Research Article: Aggressive blood pressure reduction is not associated with decreased perfusion in leukoaraiosis regions in acute intracerebral hemorrhage patients

Date Published: March 11, 2019

Publisher: Public Library of Science

Author(s): Mahesh Kate, Laura Gioia, Thomas Jeerakathil, Michael D. Hill, Bronwen Gould, Rebecca McCourt, Dar Dowlatshahi, Shelagh Coutts, Jayme Kosior, Andrew Demchuk, Brian Buck, Kenneth Butcher, Terence J. Quinn.


Leukoaraiosis regions may be more vulnerable to decreases in cerebral perfusion. We aimed to assess perfusion in leukoaraiosis regions in acute intracerebral hemorrhage (ICH) patients. We tested the hypothesis that aggressive acute BP reduction in ICH patients is associated with hypoperfusion in areas of leukoaraiosis. In the ICH Acutely Decreasing Arterial Pressure Trial (ICH ADAPT), patients with ICH <24 hours duration were randomized to two systolic BP (SBP) target groups (<150 mmHg vs. <180 mmHg). Computed tomography perfusion (CTP) imaging was performed 2h post-randomization. Leukoaraiosis tissue volumes were planimetrically measured using semi-automated threshold techniques on the acute non-contrast CT. CTP source leukoaraiosis region-of-interest object maps were co-registered with CTP post-processed maps to assess cerebral perfusion in these areas. Seventy-one patients were included with a mean age of 69±11.4 years, 52 of whom had leukoaraiosis. The mean relative Tmax (rTmax) of leukoaraiotic tissue (2.3±2s) was prolonged compared to that of normal appearing white matter in patients without leukoaraiosis (1.1±1.2s, p = 0.04). In the 52 patients with leukoaraiosis, SBP in the aggressive treatment group (145±20.4 mmHg, n = 27) was significantly lower than that in the conservative group (159.9±13.1 mmHg, n = 25, p = 0.001) at the time of CTP. Despite this SBP difference, mean leukoaraiosis rTmax was similar in the two treatment groups (2.6±2.3 vs. 1.8±1.6 seconds, p = 0.3). Cerebral perfusion in tissue affected by leukoaraiosis is hypoperfused in acute ICH patients. Aggressive BP reduction does not appear to acutely aggravate cerebral hypoperfusion.

Partial Text

Recent studies suggest leukoaraiosis is an independent predictor of worse short and long-term outcomes in intracerebral hemorrhage (ICH), including increased early mortality rates.[1–4] The mechanisms of leukoaraiosis associated poor outcomes are unknown, but may be related to increased ICH volume and/ or expansion at presentation.[5] Most concerning, and relevant to acute blood pressure management, is the fact that sub-acute ischemic lesions appear to be associated with leukoaraiosis, raising the possibility that these patients are more hemodynamically susceptible to perfusion changes.[6]

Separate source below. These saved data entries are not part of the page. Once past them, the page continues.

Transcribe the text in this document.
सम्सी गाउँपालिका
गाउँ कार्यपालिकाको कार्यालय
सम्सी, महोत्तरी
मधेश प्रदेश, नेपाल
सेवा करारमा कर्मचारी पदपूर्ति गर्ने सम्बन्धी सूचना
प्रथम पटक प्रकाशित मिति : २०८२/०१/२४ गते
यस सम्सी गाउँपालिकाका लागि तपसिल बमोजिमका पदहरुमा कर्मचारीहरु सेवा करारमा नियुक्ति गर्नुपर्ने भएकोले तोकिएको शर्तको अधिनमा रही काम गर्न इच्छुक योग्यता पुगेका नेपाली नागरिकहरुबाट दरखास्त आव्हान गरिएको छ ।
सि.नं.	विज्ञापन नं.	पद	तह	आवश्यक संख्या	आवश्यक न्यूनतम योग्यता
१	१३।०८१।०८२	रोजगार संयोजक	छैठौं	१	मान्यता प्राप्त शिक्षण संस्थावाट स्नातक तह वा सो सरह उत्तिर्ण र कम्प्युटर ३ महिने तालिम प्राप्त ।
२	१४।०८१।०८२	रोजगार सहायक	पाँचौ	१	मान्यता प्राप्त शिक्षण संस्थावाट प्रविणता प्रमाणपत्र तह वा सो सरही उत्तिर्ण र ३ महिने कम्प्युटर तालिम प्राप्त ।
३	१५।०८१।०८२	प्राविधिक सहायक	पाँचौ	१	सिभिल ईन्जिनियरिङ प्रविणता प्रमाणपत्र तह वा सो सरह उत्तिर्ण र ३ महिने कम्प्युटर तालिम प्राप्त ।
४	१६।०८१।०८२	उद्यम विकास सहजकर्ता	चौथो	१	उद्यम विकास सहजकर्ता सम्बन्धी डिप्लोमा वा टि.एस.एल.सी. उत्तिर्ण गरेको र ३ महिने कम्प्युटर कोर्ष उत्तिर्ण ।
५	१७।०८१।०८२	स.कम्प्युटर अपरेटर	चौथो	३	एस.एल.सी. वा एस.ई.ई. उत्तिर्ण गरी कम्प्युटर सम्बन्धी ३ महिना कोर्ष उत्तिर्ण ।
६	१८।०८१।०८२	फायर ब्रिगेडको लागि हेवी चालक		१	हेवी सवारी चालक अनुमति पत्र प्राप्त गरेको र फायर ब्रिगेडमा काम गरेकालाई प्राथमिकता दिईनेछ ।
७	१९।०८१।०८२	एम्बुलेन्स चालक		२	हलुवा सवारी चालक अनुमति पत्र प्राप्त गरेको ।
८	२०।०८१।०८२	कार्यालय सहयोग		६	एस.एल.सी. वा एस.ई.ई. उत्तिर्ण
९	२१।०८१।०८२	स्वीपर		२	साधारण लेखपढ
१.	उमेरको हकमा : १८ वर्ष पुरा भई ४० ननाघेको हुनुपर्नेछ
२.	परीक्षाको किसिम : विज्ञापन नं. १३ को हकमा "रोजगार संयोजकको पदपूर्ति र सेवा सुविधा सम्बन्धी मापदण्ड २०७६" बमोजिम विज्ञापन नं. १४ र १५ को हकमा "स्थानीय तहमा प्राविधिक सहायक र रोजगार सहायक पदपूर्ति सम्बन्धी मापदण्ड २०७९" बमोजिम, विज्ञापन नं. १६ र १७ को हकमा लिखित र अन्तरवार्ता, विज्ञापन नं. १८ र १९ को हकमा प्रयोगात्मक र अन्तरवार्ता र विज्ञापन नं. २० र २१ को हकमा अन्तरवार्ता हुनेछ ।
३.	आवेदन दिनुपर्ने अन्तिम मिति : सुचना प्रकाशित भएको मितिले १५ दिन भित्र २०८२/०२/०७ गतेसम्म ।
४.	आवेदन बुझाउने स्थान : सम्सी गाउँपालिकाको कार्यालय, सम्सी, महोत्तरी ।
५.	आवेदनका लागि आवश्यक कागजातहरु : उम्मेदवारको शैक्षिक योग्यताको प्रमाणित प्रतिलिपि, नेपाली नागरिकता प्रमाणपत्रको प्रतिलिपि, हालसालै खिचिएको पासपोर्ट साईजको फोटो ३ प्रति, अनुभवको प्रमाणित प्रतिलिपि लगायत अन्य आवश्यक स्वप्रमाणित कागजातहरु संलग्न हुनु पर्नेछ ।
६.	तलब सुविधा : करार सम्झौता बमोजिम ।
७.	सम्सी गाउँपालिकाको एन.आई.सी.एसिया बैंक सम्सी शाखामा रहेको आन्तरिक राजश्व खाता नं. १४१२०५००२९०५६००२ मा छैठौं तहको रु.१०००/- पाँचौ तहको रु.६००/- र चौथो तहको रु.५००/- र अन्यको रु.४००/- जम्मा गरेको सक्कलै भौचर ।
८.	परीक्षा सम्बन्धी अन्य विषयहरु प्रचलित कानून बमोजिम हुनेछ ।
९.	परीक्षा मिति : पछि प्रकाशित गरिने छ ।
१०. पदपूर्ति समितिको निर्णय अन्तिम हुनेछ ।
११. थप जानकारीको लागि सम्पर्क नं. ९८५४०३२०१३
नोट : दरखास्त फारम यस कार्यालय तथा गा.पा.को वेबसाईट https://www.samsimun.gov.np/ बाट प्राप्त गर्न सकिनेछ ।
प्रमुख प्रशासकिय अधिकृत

This study demonstrates that cerebral perfusion is hypoperfused in the leukoaraiosis regions in acute ICH patients. Although cerebral perfusion is lower in patients with leukoaraiosis, this does not appear to be affected differentially by acute blood pressure reduction, relative to patients without leukoaraiosis.

BP reduction remains controversial in ICH, but we found no evidence in our study that patients with chronic leukoaraiosis should be treated any differently. This is important, as leukoaraiosis is common in ICH patients, both of which result from small vessel disease.